AROOJ AFTAB, VIJAY IYER & SHAHZAD ISMAILY – LOVE IN EXILE
Se dovessi indicare quale disco ho rimesso su più volte in questi primi mesi del 2023, non avrei alcun dubbio: si tratterebbe certamente di Love in Exile di Arooj Aftab, Vijay Iyer e Shahzad Ismaily. Al lavoro, mentre cucinavo, nei momenti di svago, per strada o in casa, di giorno e notte: sono convinto di aver messo play troppe volte per un LP che, all’apparenza, sembra così semplice. Love in Exile, infatti, pare un un album che spinge per ridurre al minimo le possibilità di fuga dei suoi protagonisti: Aftab con il suo poderoso Vulture Prince aveva cercato di restringere e ingabbiare le divagazioni del ghazal in una orchestrazione minimalista che offriva il suo unico svago divertito nella (bellissima) Last Night con il suo incedere dub; Iyer, in tutti i suoi lavori dal suo passaggio a ECM nel 2014 con Mutations, sembrava essere perlopiù interessato a ridurre le deflagrazioni pirotecniche del suo superbo catalogo pianistico per la ACT in mulinelli meditabondi; Ismaily è un nome sconosciuto ai più, ma che vanta sotto la sua cintura collaborazioni nei Secret Chief 3, dischi con Thor Harris e con figure leggendarie del calibro di Laraaji.

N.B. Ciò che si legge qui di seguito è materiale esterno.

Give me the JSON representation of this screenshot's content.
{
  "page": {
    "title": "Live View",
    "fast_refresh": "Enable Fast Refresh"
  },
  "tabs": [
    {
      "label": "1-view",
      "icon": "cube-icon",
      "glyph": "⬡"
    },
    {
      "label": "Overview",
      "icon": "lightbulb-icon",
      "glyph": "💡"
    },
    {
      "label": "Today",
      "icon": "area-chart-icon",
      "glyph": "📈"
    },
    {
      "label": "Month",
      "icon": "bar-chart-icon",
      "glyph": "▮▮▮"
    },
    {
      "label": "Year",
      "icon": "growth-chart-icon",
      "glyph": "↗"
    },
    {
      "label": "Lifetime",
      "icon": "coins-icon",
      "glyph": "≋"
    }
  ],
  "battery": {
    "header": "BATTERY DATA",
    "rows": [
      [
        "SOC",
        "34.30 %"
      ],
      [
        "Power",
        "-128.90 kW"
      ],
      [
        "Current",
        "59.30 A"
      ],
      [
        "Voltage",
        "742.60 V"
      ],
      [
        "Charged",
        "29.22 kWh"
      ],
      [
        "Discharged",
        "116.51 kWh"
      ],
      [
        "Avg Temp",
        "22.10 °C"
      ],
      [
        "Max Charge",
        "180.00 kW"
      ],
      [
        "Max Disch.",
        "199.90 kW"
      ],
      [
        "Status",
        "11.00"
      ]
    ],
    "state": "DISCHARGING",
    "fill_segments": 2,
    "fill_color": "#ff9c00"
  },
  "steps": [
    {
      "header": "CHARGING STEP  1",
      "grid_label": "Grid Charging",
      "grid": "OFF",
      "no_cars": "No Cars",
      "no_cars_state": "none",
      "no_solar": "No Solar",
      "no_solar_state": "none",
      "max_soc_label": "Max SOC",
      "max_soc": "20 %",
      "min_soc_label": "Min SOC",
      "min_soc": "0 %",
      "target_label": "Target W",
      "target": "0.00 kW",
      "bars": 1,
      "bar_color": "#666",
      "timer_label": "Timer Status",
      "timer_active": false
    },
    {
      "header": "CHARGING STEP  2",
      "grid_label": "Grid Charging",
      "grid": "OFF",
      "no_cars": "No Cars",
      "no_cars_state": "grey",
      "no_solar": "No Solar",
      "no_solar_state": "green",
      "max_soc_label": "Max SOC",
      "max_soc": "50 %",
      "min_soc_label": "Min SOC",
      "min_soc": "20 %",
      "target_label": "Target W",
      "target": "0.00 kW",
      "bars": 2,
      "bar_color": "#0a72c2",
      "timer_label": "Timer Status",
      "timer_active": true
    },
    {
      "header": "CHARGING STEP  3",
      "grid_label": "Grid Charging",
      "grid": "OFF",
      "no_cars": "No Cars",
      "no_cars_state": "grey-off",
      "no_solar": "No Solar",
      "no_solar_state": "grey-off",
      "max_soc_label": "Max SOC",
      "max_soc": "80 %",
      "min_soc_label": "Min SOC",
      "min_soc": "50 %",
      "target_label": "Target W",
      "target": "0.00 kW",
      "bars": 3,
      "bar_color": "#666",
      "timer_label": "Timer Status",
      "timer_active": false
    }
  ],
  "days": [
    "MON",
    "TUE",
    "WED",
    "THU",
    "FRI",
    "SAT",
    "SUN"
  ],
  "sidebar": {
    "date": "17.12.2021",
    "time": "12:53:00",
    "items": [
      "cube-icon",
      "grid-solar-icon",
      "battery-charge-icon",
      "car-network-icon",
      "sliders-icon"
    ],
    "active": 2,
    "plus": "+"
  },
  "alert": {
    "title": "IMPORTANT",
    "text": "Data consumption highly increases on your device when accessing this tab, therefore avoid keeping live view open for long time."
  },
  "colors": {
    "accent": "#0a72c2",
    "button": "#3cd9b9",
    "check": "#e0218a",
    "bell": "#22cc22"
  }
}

Sarebbe facile declinare le coordinate del disco: l’appoggio ultra-minimale alla voce di Aftab è una tremolante impalcatura di elettronica e pianoforte, una serie di fili sospesi su cui gli altri due strumentisti non si ostacolano mai, riuscendo di volta in volta a guadagnare le luci della ribalta e ad avvicendarsi sotto di esse senza fare sì che nessuno dei tre emerga come assoluto protagonista. Love in Exile suona come uno sforzo collaborativo verso quella musica globale e senza confini che dilaga un po’ nel jazz e un po’ nella ambient, e con i suoi lunghi pezzi snocciola languidamente dichiarazioni appassionate di amori perduti cantate da Rumi per la prima volta secoli fa. È un disco che si crogiola nella semplicità con cui riesce a coniugare senza nessuno sforzo apparente campi di gioco così differenti come quelli della tradizione urdu/pakistana e del jazz contemplativo e d’avanguardia, creando uno spazio nuovo che si piazza in modo liminale e straniante tra entrambi, sottraendo e inglobando a sé punti di contatto che non si sentivano in dischi storici che partivano da concetti simili come, per dire, East Meets West. Questo anche perché sia Aftab che Ismaily non provengono da un background jazzistico, e perciò appare limitante voler rinchiudere le coordinate attraverso cui analizzare un disco del genere in quelle puramente jazz o in quelle della musica etnica, per la stessa preponderante presenza di Iyer all’interno dello sviluppo delle lunghe riflessioni di Shadow Forces o Eyes of the Endless. Eppure.
Eppure, come Borges dichiarava di non essere mai riuscito a leggere lo Ulysses di Joyce, non sono sicuro di aver ancora potuto ascoltare per davvero Love in Exile. C’è qualcosa che si aggira tra i solchi del disco, un’indefinibile e sfuggente figura che increspa le onde del tappeto elettronico, che mostra due piccoli, sfavillanti fari tra l’erba alta e secca quando meno te lo aspetti, da To Remain / To Return fino a Sharabi. Questa tigre, perché di tigri stiamo parlando, rimane in agguato e un brivido freddo ti corre lungo la schiena, perché sai che oramai puoi soltanto aspettare di essere attaccato. Ecco, questo è Love in Exile: la quietudine dell’erba nel vento fresco di primavera prima della battaglia per la tua vita.